Over the last ten years, Woody Allen has slowly made his way around Europe, taking cinematic short-breaks in London, Paris and Barcelona like a septuagenarian InterRailer. Now, in To Rome With Love, it's the Italian capital's turn for a neurotic makeover. However, the Woodster is far from the first filmmaker to bring the historical city to the silver screen...
1. La Dolce Vita (Federico Fellini, 1960)
Anita Ekberg’s late-night dip in the Tivoli fountain is undoubtedly Rome’s iconic film moment, showing on screen that, by 1960, Italy had moved on from neorealism to a more glamorous, glitzy style of cinema. However, Federico Fellini’s tale of excess, paparazzi and Marcello Mastroianni’s soul-searching journalist suggests that post-war reconstruction brings with it a different, existential kind of angst.
2. Rome, Open City (Roberto Rossellini, 1945)
Released barely five months after VE Day, Roberto Rossellini’s neorealist masterwork used the recent memories of Nazi Occupation as inspiration, crafting a morality tale that, starting from ground-level touchstones and compelling, human characters, provided an overview of Rome that encompassed faith, resistance and survival in the fading face of fascism.
3. Il Divo (Paolo Sorrentino, 2008)
Winner of the Jury Prize at Cannes in 2008 - and with good reason - Il Divo is Paolo Sorrentino’s ultra-stylish film of the messy political life of Giulio Andreotti, a smooth operator who served multiple terms as Italy’s Prime Minister. As it peeks behind the scenes of the Roman government, and surveys the tangled web of corruption that leads to both the Mafia and the Vatican, Sorrentino imbues politics with the aesthetic power - not to mention the graphic violence - of a crime epic.
4. Roman Holiday (William Wyler, 1953)
If you’re going to shoot a glorified, black-and-white picture postcard ‘lived, loved and filmed in Rome’, then you can’t go wrong with Audrey Hepburn and Gregory Peck swanning about on a Vespa. One of the quintessential rom-coms, Roman Holiday garnered Hepburn her first - and only - Oscar, as a perky princess who elopes with Peck’s expat reporter.
5. Bicycle Thieves (Vittorio De Sica, 1948)

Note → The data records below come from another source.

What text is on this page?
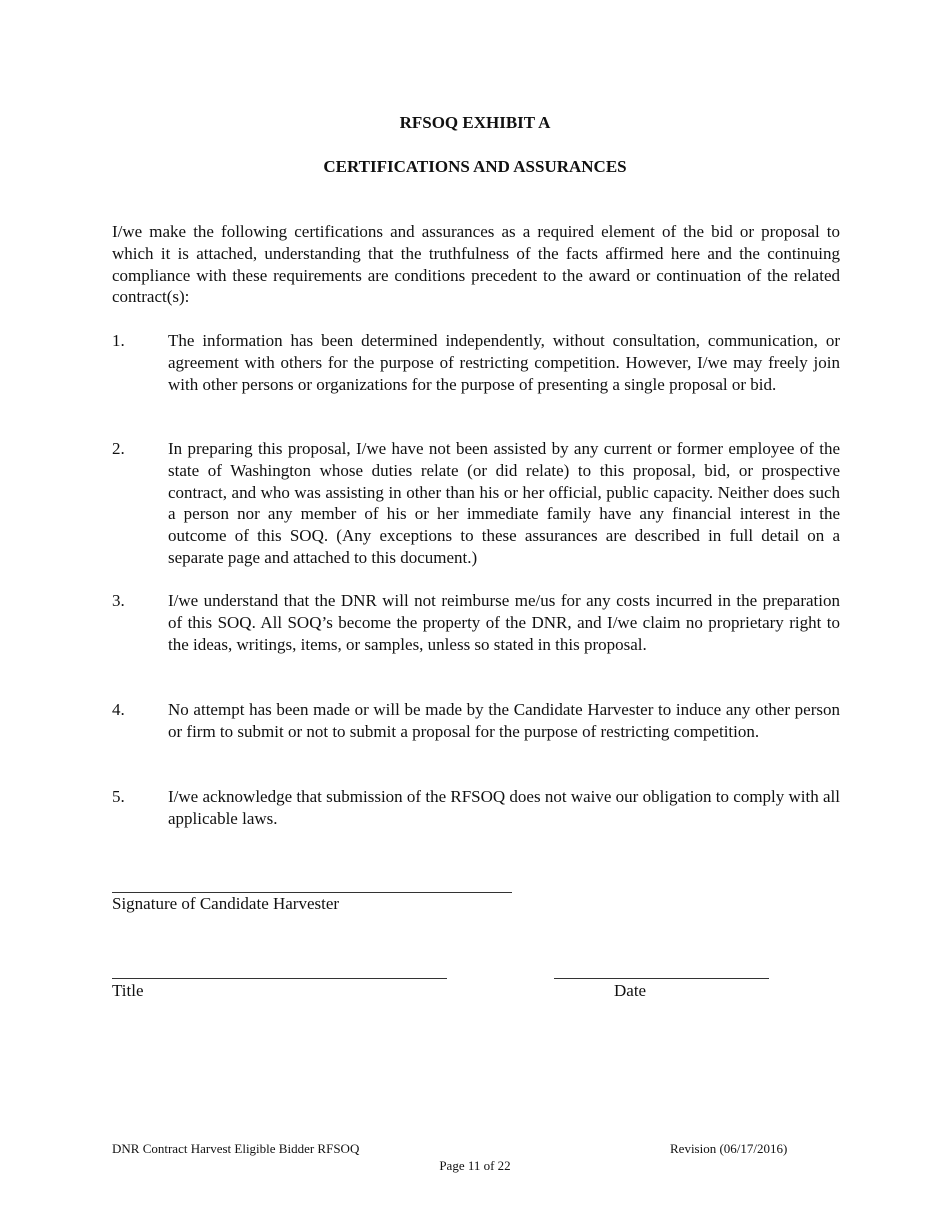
RFSOQ EXHIBIT A
CERTIFICATIONS AND ASSURANCES

I/we make the following certifications and assurances as a required element of the bid or proposal to which it is attached, understanding that the truthfulness of the facts affirmed here and the continuing compliance with these requirements are conditions precedent to the award or continuation of the related contract(s):

1.	The information has been determined independently, without consultation, communication, or agreement with others for the purpose of restricting competition. However, I/we may freely join with other persons or organizations for the purpose of presenting a single proposal or bid.
2.	In preparing this proposal, I/we have not been assisted by any current or former employee of the state of Washington whose duties relate (or did relate) to this proposal, bid, or prospective contract, and who was assisting in other than his or her official, public capacity. Neither does such a person nor any member of his or her immediate family have any financial interest in the outcome of this SOQ. (Any exceptions to these assurances are described in full detail on a separate page and attached to this document.)
3.	I/we understand that the DNR will not reimburse me/us for any costs incurred in the preparation of this SOQ. All SOQ’s become the property of the DNR, and I/we claim no proprietary right to the ideas, writings, items, or samples, unless so stated in this proposal.
4.	No attempt has been made or will be made by the Candidate Harvester to induce any other person or firm to submit or not to submit a proposal for the purpose of restricting competition.
5.	I/we acknowledge that submission of the RFSOQ does not waive our obligation to comply with all applicable laws.
Signature of Candidate Harvester
Title	Date
DNR Contract Harvest Eligible Bidder RFSOQ	Revision (06/17/2016)
Page 11 of 22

In post-war Rome, owning a bicycle could change your life. So when Antonio Ricci’s bike is nicked, his livelihood disappears along with it. As Antonio and his son search the capital, Vittorio De Sica presents a sorry survey of late-1940s Rome, where a good man can be pushed to the limit by unloving circumstance.
6. Spartacus (Stanley Kubrick, 1960)
Reportedly rushed into production after star Kirk Douglas missed out on the lead role in Ben-Hur, Spartacus boasts a suitably starry ensemble cast, including Tony Curtis, an Oscar-winning Peter Ustinov and Laurence Olivier, whose simmering statesman Crassus at one point remarks ‘If there were no Rome, I'd dream of her.’ Director Stanley Kubrick, a master in the making even at the age of thirty, barely broke a sweat.
7. We Have A Pope (Nanni Moretti, 2011)
What happens when the new Pope has a crisis of faith, and goes for a walkabout through the streets of Rome? Nanni Moretti’s 2011 papal satire plays with the city’s religious heart with near apocalyptic ramifications, but if We Have A Pope taught us anything, it’s that cardinals are a competitive bunch, especially if there’s a volleyball court around.
8. The Talented Mr. Ripley (Anthony Minghella, 1999)
Rome provides a deliciously decadent backdrop for Anthony Minghella’s adaptation of Patricia Highsmith’s slow-burning thriller, which sees a tangled web of lies, impersonation and murder develop amongst the high-class expat community, played by the brightest young things 1999 had to offer, including Matt Damon, Jude Law, Gwyneth Paltrow and Cate Blanchett.
9. Gladiator (Ridley Scott, 2000)
It may look a little ropey after 12 years, but one of the highlights of Ridley Scott’s sword-and-sandal tearjerker was the recreation of second century Rome in glorious CGI. From a spectacular flyover, to the overwhelming throng of a packed-out Coliseum, Gladiator showed us Rome as it hadn’t been seen for almost 2000 years.
10. Mission: Impossible III (J.J. Abrams, 2006)
We admit, JJ Abrams’ spy movie threequel is arguably the worst of a bad bunch, but one point where it came alive was in a thrilling heist sequence, where our assembled heroes infiltrated the Vatican itself. All they needed were exploding cars, prosthetic face masks, and Maggie Q in an improbable, impractical - dare we say impossible - dress.